Formerly duels were very common in the United States navy, and valuable lives were lost. Richard Somers, who is said to have been a mild man, fought three duels in one day. In 1830 President Jackson caused the names of four officers to be struck from the navy roll because they had been engaged in a duel. In the northern states public opinion has always been against duelling; yet at the beginning of the century duelling was common there, and several duels were fought in New England, while the "code of honor" was in full force in New York and New Jersey. Five shots were exchanged between De Witt Clinton and John Swartwout in 1802; and a challenge passed between Mr. Clinton and Gen. Dayton of New Jersey in 1803. Duels have been not infrequent in the different parts of British America. - By the common law, when one of the parties to a duel is killed, the survivor and the seconds are guilty of murder; and the participation in a duel, either as principal or second, where there is no fatal result, is regarded as a misdemeanor. Many of the states have modified this rule; in some the killing of a man is punishable with death, in others a term of imprisonment with forfeiture of political rights is substituted.

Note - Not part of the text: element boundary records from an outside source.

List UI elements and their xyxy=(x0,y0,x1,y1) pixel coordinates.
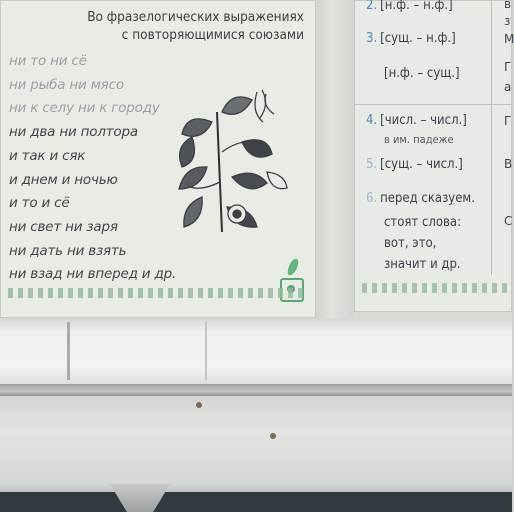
sprout-icon xyxy=(286,257,301,277)
decorative-border xyxy=(362,283,510,293)
rule-formula: перед сказуем. xyxy=(380,191,475,206)
cropped-char: в xyxy=(504,0,512,11)
poster-title-line1: Во фразелогических выражениях xyxy=(87,9,304,25)
cropped-char: з xyxy=(504,14,511,28)
chalk-ledge xyxy=(0,396,512,430)
plant-illustration xyxy=(162,82,297,242)
rule-item xyxy=(384,66,460,81)
rule-note xyxy=(384,133,454,146)
poster-title-line2: с повторяющимися союзами xyxy=(121,27,304,43)
phrase-item: ни взад ни вперед и др. xyxy=(9,266,177,283)
panel-seam xyxy=(205,322,207,380)
phrase-item: ни два ни полтора xyxy=(9,124,138,141)
cropped-char: М xyxy=(504,32,514,46)
phrase-item: ни дать ни взять xyxy=(9,242,127,259)
rules-poster xyxy=(354,0,512,312)
poster-title xyxy=(54,8,304,44)
rule-number: 3. xyxy=(366,31,378,46)
rule-line-text: стоят слова: xyxy=(384,215,462,230)
rule-item xyxy=(366,31,456,46)
rule-item xyxy=(366,113,467,128)
floor xyxy=(0,492,512,512)
phrase-item: ни к селу ни к городу xyxy=(9,100,160,117)
rule-line xyxy=(384,236,436,251)
phrase-item: ни рыба ни мясо xyxy=(9,76,124,93)
phraseology-poster xyxy=(0,0,316,318)
rule-item xyxy=(366,157,463,172)
cropped-char: Г xyxy=(504,114,512,128)
decorative-border xyxy=(8,288,308,298)
cropped-column xyxy=(500,0,512,312)
panel-seam xyxy=(67,322,70,380)
poster-gap xyxy=(316,0,354,320)
rule-line-text: вот, это, xyxy=(384,236,437,251)
cropped-char: а xyxy=(504,80,512,94)
rule-formula: [сущ. – числ.] xyxy=(380,157,463,172)
rule-line xyxy=(384,215,461,230)
board-rail xyxy=(0,384,512,396)
rule-item xyxy=(366,0,453,13)
rule-number: 5. xyxy=(366,157,378,172)
phrase-item: ни то ни сё xyxy=(9,53,87,69)
rule-formula: [н.ф. – сущ.] xyxy=(384,66,460,81)
cropped-char: Г xyxy=(504,60,512,74)
ledge-front xyxy=(0,430,512,492)
rule-line-text: значит и др. xyxy=(384,257,461,272)
rule-note-text: в им. падеже xyxy=(384,133,454,146)
phrase-item: и так и сяк xyxy=(9,147,86,164)
cropped-char: В xyxy=(504,157,513,171)
rule-number: 6. xyxy=(366,191,378,206)
divider xyxy=(491,0,492,275)
screw xyxy=(270,433,276,439)
rule-formula: [сущ. – н.ф.] xyxy=(380,31,456,46)
rule-number: 4. xyxy=(366,113,378,128)
screw xyxy=(196,402,202,408)
phrase-item: ни свет ни заря xyxy=(9,218,118,235)
rule-line xyxy=(384,257,461,272)
phrase-item: и днем и ночью xyxy=(9,171,118,188)
rule-formula: [числ. – числ.] xyxy=(380,113,467,128)
board-frame xyxy=(0,318,512,388)
rule-formula: [н.ф. – н.ф.] xyxy=(380,0,453,13)
cropped-char: С xyxy=(504,214,513,228)
rule-number: 2. xyxy=(366,0,378,13)
rule-item xyxy=(366,191,475,206)
divider xyxy=(354,104,512,105)
phrase-list xyxy=(9,50,179,287)
phrase-item: и то и сё xyxy=(9,195,70,212)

Some states require certain officers of state to make oath either that they have not within a certain time been, or will not be, concerned in a duel; and in nearly all the duellist and his abettors are disqualified from holding office or exercising the elective franchise for life, or for a term of years, according to the issue of the duel. In the American naval and military service, an officer implicated in a duel with another, either as principal or second, is liable to be cashiered; and an equally stringent provision exists in the British service. - See J. G. Millingen, "The History of Duelling " (2 vols., London, 1841); Lorenzo Sabine, "Notes on Duels and Duelling, with a preliminary Historical Essay" (12mo, Boston, 1855).